Overview of All Measurements for MNIST

In this table, within the rows, we show the type of hardware platforms that we used for this task (for example FPGA or GPU) and then more specifically the exact name of the different hardware platforms. For each hardware platform, we list the sweep of specific deployment parameters (batch sizes, operating modes etc) that were used for the experimentation in separate columns. In the columns, we show CNN topologies. When a CNN topology was implemented on a given hardware platform, we show in the corresponding cell the precisions (quantization information) and the channel pruning scale. Otherwise, “na” indicates that the topology wasn’t executed on this specific hardware platform. Many combinations between topology and hardware platform are not supported by the vendors dedicated software environments. INTx depicts a fixed point integer representation with x bits. FPy represents a floating point representation with y bits, for example FP32 is singe precision floating point. Table follows below.

MNIST Classification
Hardware Platform MLP Batch/Stream/Thread
FPGA ZCU102-DPU na [1,2,3,4,5,6,7,8]
ZCU104-DPU na [1,2,3,4,5,6,7,8]
Ultra96-DPU na [1,2,3,4,5,6,7,8]
ZCU104-FINN [INT2, INT4] * [100%,50%,25%,12.5%] [1,2,4,8,16,32,64,128,256,512,10000]
ZCU104-BISMO [INT2, INT4] * [100%,50%,25%,12.5%] [2,4,8,16,32,64,128]
GPU TX2-maxn [FP16, FP32] * [100%,50%,25%,12.5%] [1,2,4,8,16,32,64,128]
TX2-maxp [FP16, FP32] * [100%,50%,25%,12.5%] [1,2,4,8,16,32,64,128]
TX2-maxq [FP16, FP32] * [100%,50%,25%,12.5%] [1,2,4,8,16,32,64,128]
TPU TPU-fast clk na [1]
TPU-slow clk na [1]
VLIW NCS [FP16] * [100%,50%,25%,12.5%] [1,2,4,8,16,32,64,128]
CPU U96-Quadcore A53 [INT2, INT4] * [100%,50%,25%,12.5%] [2,4,8,16,32,64,128]

Line Plot

Boxplots

Pareto Graphs

The following pareto graph presents the accuracy versus performance in fps for all the Hardware Platforms across different Pruning and Quantization configurations.
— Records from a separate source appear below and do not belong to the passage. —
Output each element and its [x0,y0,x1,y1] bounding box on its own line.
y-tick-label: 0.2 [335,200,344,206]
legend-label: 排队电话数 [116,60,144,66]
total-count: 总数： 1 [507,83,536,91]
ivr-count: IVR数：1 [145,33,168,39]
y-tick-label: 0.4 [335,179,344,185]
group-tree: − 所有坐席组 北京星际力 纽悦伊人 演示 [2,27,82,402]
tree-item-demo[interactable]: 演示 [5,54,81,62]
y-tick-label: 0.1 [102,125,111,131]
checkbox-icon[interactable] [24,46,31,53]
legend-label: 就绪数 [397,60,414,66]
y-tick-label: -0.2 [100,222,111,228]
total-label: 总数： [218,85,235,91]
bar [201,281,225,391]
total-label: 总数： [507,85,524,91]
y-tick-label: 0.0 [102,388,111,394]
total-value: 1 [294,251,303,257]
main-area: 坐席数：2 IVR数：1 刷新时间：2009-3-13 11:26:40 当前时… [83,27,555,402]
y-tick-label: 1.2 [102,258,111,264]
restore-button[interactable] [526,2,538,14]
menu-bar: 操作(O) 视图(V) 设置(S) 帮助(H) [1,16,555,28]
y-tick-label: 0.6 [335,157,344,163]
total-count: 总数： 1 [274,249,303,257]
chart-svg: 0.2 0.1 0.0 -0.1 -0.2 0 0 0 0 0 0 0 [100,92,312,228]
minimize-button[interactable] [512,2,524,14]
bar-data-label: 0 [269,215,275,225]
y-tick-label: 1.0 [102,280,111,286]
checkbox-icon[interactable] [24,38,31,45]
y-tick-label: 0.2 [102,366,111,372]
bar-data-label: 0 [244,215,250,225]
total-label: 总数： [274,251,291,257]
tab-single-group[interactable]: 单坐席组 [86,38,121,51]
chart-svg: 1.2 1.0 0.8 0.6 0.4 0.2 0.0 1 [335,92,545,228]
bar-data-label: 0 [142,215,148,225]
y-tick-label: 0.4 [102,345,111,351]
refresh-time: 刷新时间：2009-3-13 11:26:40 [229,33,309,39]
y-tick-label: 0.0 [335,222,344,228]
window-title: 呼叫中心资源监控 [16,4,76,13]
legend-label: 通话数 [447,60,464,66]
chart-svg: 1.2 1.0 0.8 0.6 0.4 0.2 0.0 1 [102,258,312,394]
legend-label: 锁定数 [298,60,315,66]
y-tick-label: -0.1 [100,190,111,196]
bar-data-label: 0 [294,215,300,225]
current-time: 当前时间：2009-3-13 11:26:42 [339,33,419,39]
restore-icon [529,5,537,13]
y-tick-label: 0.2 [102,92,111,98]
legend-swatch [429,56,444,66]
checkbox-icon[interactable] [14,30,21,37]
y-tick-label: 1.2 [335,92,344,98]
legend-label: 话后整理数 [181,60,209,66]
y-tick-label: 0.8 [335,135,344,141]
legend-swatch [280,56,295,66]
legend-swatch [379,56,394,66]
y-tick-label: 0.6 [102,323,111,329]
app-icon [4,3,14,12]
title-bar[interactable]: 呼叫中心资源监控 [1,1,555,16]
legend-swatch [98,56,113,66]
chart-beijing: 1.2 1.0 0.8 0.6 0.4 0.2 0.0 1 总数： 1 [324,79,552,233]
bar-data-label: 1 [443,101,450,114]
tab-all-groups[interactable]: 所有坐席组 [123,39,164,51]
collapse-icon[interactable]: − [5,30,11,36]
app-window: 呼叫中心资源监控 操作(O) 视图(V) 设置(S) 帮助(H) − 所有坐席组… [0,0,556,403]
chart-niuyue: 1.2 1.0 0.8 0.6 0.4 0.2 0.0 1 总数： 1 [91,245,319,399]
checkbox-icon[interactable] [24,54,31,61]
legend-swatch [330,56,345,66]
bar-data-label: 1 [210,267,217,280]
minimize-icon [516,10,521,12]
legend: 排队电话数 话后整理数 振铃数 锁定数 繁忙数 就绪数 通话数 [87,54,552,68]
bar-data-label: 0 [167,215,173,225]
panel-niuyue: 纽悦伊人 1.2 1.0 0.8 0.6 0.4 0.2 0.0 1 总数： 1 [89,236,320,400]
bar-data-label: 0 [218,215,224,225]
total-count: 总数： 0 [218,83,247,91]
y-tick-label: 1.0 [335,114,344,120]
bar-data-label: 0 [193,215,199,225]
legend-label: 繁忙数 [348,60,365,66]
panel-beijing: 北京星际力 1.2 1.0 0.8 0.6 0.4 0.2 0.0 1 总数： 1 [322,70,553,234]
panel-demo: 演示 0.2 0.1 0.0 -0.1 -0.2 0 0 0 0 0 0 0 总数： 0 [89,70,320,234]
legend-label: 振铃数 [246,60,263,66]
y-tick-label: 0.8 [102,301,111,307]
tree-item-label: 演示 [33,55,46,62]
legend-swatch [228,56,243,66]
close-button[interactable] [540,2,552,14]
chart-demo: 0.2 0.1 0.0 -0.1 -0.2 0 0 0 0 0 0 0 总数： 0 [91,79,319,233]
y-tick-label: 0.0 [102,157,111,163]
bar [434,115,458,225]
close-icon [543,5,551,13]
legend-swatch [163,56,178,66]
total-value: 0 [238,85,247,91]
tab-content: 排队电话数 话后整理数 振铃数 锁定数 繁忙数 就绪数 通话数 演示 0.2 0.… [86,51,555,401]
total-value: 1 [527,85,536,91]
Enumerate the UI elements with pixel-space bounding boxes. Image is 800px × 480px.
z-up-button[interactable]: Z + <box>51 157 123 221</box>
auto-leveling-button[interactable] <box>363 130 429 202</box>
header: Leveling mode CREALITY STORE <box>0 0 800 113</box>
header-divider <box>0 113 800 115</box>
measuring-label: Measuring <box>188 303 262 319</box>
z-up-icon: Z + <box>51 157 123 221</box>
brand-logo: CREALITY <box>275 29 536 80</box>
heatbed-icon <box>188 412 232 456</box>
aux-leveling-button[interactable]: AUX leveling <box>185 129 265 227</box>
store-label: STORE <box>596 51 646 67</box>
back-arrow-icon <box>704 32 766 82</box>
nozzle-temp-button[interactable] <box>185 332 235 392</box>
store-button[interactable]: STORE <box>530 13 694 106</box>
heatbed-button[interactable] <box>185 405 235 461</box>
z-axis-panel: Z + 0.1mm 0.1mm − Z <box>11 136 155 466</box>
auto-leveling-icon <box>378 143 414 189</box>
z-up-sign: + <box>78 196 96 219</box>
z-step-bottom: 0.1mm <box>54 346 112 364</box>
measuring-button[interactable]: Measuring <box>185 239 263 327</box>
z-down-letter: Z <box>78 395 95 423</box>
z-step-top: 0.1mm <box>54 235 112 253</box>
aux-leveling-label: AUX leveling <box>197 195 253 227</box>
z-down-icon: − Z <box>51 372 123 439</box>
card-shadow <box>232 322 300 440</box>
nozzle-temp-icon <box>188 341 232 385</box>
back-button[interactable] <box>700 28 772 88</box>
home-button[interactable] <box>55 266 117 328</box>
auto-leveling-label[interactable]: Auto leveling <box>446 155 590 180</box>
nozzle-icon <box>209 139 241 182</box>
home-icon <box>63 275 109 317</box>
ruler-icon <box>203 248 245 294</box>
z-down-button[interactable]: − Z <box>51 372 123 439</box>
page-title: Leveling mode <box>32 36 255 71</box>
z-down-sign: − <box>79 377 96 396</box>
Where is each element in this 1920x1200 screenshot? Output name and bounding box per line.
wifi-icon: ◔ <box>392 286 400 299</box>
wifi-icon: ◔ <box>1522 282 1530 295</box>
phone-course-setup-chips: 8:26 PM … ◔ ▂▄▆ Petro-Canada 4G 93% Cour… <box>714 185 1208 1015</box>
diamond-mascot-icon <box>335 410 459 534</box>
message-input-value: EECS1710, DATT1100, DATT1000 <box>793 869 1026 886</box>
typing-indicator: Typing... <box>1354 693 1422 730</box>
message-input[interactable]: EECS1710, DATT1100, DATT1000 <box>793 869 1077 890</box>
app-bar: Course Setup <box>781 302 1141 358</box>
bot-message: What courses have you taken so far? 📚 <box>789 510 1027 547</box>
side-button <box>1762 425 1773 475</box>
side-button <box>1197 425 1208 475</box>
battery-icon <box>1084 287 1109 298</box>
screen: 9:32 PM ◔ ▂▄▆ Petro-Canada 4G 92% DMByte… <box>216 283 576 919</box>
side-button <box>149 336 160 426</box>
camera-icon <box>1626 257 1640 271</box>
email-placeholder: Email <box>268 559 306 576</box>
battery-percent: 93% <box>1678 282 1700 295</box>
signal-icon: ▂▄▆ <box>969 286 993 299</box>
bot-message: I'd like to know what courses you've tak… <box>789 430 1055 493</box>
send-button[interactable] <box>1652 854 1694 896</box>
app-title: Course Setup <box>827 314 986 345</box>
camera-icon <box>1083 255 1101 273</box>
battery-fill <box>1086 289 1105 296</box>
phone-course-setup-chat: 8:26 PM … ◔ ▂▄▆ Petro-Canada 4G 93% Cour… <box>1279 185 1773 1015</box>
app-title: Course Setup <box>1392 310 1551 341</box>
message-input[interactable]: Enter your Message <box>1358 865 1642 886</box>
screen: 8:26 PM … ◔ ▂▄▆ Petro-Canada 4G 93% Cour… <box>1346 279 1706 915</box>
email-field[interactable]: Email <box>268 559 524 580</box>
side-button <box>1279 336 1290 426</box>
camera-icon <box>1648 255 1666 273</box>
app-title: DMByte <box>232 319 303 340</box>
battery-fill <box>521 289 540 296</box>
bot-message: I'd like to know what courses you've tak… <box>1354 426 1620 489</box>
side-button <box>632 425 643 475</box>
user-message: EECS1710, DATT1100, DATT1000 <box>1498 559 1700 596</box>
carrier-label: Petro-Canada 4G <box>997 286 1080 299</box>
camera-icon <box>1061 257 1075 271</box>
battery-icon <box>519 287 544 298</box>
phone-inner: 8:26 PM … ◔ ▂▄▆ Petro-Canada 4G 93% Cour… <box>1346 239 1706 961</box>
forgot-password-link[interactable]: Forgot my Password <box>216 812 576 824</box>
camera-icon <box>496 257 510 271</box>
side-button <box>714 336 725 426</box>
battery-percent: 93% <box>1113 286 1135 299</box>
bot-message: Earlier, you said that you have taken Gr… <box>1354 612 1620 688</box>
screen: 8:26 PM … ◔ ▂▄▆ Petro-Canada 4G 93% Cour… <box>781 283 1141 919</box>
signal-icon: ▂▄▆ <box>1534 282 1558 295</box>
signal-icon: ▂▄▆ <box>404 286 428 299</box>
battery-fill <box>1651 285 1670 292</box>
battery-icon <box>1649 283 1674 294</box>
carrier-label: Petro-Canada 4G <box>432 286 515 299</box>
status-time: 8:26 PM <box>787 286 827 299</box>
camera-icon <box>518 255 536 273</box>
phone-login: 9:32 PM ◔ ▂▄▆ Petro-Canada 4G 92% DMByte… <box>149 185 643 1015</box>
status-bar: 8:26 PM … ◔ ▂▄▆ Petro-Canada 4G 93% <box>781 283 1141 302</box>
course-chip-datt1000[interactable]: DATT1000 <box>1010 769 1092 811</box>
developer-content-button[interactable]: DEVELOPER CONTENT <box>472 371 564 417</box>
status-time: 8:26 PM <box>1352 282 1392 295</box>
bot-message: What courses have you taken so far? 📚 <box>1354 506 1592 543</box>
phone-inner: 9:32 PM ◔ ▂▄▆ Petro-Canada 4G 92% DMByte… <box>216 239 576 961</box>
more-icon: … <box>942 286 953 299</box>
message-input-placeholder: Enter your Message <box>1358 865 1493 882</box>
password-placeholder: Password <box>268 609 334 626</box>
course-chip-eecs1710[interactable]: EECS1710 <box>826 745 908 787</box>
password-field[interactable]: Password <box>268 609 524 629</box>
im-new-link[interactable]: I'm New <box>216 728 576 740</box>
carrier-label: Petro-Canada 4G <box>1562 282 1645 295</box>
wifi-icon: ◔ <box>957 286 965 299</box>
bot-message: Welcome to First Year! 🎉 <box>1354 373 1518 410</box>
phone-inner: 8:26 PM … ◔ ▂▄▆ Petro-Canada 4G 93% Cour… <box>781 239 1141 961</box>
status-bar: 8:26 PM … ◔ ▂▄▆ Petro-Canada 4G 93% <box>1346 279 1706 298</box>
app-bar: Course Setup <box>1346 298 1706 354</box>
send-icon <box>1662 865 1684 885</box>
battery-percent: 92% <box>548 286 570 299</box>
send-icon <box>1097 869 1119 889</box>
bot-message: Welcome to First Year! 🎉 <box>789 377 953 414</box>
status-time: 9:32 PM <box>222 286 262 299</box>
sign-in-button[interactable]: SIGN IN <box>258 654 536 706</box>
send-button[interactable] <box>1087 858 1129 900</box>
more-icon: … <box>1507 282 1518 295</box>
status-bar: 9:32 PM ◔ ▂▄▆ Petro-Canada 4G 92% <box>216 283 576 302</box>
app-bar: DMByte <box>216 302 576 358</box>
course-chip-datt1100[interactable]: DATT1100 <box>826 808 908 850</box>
This provides insights into accuracy-based comparisons.

Theoretical Pareto and Measured Pareto Overlapped

In order to easily understand how accurate predictions were, an overlapping between the Theoretical Pareto Plot and Measured Pareto Plot was made. In the plot below we have both theoretical (orange) and measured (blue) pareto lines. All measured datapoints are represented as crosses and all theoretical datapoints are represented as circles. Some theoretical datapoints don't have a measured matched datapoint and the same goes for the measured datapoints. The theoretical pareto curve is surprisingly on the left of the measured one as it predicted lower performance than was measured. The reason behind is that after quantization the MLP model actually fit in the on-chip memory, contrary to the model assumptions. As a result, the arithmetic intensity was much higher, memory bottleneck was avoided, and consequently the performance was well beyond the predictions of the theoretical model.

Efficiency Plot

In order to understand the gap between the theoretical predictions and what was measured, an efficiency bar-chart was created. The size of the bar reflects the absolute performance, whereby all theoretical predictions are shown in red, theoretical peak performance in blue, and all measured datapoints in orange. The orange bars are annotated with the efficiency achieved as a percentage of the predicted performance. Please note the logarithmic y-axis scale. The theoretical predictions take memory bottlenecks into account, as such measured performance can actually exceed the predicted result, in which case the percentage can be above 100%.